Just a word of caution. Brown’s CS programs has been pretty small until relatively recently, so their sample size is pretty small, especially since almost all of the data is from 2016 and 1999. For example, in 2010, there were fewer than 50 students who graduated with a degree in CS from Brown.
Likely the same would be true for Vanderbilt as well, since they had even fewer CS students until 2016 or so.
Harvard and Yale also had pretty small numbers of computer science graduates until recently. For example, in 2010, only 40 students got a bachelors degree at Harvard in CS.
So I would say that the data from these four colleges is not reliable and is possibly not representative of graduates from CS in these colleges. The data will only be reliable in another 15 years or so.
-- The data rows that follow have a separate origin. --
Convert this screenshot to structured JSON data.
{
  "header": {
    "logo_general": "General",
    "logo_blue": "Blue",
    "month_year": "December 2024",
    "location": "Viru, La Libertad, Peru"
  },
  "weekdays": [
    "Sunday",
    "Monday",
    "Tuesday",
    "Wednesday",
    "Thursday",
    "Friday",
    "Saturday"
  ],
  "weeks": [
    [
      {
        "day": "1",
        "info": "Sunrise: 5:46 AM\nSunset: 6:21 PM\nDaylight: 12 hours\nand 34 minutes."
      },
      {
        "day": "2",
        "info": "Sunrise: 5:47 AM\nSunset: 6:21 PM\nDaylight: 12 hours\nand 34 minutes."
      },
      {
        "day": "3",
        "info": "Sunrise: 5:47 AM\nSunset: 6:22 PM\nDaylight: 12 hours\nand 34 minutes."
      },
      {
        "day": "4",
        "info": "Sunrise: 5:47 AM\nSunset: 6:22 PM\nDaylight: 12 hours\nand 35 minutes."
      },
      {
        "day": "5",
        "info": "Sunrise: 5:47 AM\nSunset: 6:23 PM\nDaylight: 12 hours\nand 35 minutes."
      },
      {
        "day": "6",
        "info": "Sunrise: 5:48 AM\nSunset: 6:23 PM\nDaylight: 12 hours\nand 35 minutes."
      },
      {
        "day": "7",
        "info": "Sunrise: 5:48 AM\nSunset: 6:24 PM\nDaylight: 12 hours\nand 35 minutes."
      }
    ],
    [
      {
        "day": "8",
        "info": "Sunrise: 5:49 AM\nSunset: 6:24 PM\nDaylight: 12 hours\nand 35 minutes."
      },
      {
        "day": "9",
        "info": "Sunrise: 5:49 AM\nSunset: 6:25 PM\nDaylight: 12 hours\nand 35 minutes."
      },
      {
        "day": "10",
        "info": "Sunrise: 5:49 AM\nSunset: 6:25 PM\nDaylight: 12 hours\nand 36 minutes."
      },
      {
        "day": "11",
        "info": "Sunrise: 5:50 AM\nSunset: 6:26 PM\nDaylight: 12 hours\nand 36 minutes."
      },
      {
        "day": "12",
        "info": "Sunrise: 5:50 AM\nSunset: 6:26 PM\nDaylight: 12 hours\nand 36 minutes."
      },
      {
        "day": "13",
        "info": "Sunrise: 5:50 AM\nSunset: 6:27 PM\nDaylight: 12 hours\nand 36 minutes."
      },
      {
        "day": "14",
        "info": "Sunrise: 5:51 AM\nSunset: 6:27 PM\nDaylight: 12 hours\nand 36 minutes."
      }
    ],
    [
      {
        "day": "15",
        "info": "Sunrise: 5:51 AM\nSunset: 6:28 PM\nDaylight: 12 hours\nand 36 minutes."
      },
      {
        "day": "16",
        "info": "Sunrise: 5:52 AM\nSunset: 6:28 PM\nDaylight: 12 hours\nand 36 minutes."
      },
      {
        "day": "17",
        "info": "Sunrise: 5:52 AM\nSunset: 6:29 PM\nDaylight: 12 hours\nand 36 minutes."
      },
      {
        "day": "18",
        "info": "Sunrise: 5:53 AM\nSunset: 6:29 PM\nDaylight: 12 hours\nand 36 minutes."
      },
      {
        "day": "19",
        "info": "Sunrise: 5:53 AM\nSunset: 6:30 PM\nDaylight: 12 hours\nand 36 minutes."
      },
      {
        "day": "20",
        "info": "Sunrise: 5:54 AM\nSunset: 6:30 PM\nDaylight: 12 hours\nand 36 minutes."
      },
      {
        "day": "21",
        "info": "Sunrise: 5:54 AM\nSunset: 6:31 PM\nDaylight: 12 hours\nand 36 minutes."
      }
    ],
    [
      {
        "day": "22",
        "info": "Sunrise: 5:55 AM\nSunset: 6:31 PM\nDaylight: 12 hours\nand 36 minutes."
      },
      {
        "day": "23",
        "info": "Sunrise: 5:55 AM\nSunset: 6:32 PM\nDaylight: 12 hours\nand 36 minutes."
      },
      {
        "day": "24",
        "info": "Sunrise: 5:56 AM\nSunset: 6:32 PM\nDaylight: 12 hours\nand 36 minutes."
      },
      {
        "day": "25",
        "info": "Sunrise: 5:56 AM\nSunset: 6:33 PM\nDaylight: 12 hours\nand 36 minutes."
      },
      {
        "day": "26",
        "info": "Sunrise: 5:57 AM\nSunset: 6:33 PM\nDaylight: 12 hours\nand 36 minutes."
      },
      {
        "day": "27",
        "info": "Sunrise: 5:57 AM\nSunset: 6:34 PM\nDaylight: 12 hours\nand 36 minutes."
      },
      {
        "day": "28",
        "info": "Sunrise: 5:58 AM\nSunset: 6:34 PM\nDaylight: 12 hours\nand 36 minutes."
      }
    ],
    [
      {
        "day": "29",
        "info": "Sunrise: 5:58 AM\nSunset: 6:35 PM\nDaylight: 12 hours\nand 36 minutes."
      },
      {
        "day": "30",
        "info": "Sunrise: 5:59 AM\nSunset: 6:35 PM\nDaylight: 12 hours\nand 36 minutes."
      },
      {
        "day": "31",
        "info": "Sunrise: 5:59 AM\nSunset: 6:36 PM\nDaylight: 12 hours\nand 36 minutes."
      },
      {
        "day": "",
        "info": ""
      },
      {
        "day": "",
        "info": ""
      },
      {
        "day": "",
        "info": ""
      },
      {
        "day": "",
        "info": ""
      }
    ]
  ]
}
The problem, among other issues, is that their ROI is based on averages. Especially when the sample size is small, a small number of high earning individuals can skew the data, and the average will not actually represent the experience of the majority of the graduates from that program.
I will also state that Caltech suffers from the opposite issue. About half of the graduates go on to do a PhD, so an average ROI of $3,102,888 is based on the half that does not do their PhD, since graduate students live off of stipends of around $35K-$40K a year. I would actually say that the ROI of Caltech students who do not choose to do a PhD is much higher, while students who want to do PhDs do not really care about ROI.
So, from that data, CMU is likely reliable, Rice, Stanford, Cornell, Cal Poly, MIT, UCs, Duke, JHU, UIUC, Michigan, GTech and U-Dub. The data may be skewed, but the medians and averages are likely close enough that these data represent a common outcome.